Meyer RM, et al. Randomized comparison of ABVD chemotherapy with a strategy that includes radiation therapy in patients with limited-stage Hodgkin's lymphoma: National Cancer Institute of Canada Clinical Trials Group and the Eastern Cooperative Oncology Group. J Clin Oncol. 2005 Jul 20;23(21):4634-42.

I will only describe the part of the trial which is relevant to our case.

A total of 276 patients with stage I-II unfavorable disease (but no bulky disease) were randomized to ABVD with radiotherapy (139 patients) or ABVD alone (137 patients). At five years of follow-up, freedom from disease progression was 95% in the radiotherapy group and 88% in the ABVD-alone group.
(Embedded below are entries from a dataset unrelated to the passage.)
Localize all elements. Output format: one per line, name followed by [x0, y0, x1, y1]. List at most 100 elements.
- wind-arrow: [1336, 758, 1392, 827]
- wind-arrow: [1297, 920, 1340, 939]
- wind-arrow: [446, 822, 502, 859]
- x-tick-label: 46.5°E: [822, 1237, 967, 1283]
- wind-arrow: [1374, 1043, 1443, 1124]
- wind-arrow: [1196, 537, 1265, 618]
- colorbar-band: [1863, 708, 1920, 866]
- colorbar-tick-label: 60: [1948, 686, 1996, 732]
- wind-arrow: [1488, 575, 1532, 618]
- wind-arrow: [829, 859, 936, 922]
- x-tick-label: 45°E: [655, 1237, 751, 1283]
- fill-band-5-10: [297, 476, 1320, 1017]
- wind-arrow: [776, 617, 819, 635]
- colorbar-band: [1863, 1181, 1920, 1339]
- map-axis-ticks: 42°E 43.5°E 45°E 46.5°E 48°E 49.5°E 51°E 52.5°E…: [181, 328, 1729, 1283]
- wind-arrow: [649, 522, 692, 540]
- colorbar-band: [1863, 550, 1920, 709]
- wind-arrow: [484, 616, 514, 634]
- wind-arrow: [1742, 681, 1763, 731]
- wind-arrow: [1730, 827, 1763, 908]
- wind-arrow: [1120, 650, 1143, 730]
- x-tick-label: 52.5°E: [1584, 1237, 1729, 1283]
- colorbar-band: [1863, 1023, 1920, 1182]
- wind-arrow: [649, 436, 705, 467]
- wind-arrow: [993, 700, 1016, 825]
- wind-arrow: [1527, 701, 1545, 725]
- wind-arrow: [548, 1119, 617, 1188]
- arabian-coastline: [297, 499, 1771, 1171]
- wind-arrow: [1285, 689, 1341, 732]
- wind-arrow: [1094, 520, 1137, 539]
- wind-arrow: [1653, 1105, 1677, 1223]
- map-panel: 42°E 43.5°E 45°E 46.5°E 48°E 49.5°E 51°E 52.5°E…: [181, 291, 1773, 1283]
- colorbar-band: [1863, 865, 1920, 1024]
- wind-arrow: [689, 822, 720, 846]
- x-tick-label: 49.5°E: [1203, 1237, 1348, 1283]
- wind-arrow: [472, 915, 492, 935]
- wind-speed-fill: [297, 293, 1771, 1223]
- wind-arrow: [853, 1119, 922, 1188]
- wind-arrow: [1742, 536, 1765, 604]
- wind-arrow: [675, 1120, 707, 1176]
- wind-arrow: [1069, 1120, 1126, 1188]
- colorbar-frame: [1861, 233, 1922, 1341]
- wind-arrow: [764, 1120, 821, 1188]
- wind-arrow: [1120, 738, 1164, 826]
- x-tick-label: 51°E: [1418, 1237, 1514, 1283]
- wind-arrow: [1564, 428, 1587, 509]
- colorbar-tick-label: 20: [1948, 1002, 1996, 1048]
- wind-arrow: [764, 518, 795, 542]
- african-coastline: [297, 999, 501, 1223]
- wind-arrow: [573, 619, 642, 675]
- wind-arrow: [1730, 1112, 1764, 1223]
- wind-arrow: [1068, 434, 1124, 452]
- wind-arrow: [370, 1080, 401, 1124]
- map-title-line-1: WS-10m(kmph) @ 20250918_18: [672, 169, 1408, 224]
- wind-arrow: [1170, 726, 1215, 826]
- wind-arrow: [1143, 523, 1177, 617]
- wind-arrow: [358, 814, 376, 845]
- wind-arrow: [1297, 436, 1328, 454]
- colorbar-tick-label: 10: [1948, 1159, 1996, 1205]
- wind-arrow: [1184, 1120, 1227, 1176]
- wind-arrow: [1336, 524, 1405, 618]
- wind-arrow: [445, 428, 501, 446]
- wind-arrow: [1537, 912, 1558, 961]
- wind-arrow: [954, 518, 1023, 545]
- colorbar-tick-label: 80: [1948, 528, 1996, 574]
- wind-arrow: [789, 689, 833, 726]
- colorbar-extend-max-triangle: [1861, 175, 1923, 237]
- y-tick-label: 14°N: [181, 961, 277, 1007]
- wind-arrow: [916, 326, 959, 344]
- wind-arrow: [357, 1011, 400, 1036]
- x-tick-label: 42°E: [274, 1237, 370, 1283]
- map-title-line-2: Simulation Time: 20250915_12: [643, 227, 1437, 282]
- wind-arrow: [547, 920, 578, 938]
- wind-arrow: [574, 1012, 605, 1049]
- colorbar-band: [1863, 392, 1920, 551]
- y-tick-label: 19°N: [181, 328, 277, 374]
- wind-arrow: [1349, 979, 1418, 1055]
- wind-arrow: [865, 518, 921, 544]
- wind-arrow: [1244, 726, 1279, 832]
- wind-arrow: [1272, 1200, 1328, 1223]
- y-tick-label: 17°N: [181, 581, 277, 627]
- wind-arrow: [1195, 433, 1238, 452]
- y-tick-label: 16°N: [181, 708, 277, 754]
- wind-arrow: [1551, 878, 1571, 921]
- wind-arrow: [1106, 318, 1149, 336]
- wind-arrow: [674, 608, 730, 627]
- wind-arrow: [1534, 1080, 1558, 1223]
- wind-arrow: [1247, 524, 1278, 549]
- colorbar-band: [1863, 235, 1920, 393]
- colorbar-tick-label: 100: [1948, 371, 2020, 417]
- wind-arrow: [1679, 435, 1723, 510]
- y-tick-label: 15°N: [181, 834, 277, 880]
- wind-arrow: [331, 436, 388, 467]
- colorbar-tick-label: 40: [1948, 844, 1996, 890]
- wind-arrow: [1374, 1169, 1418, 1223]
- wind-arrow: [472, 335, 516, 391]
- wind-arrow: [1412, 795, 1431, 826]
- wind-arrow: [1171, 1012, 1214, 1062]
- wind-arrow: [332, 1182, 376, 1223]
This information is less applicable to our case because the initial complete response proportions were not reported and so I cannot calculate failure from progression among patients who achieved complete response initially. Also, not all patients in this trial completed 6 cycles. Some completed 4 (if they had no detectible disease after 2 cycles). And the radiotherapy was more aggressive than what is currently recommended. Nevertheless, these results suggest that addition of radiotherapy may reduce the risk of recurrence among the patients with unfavorable stage I-II disease. But the magnitude of this protective effect does not seem to be very large.]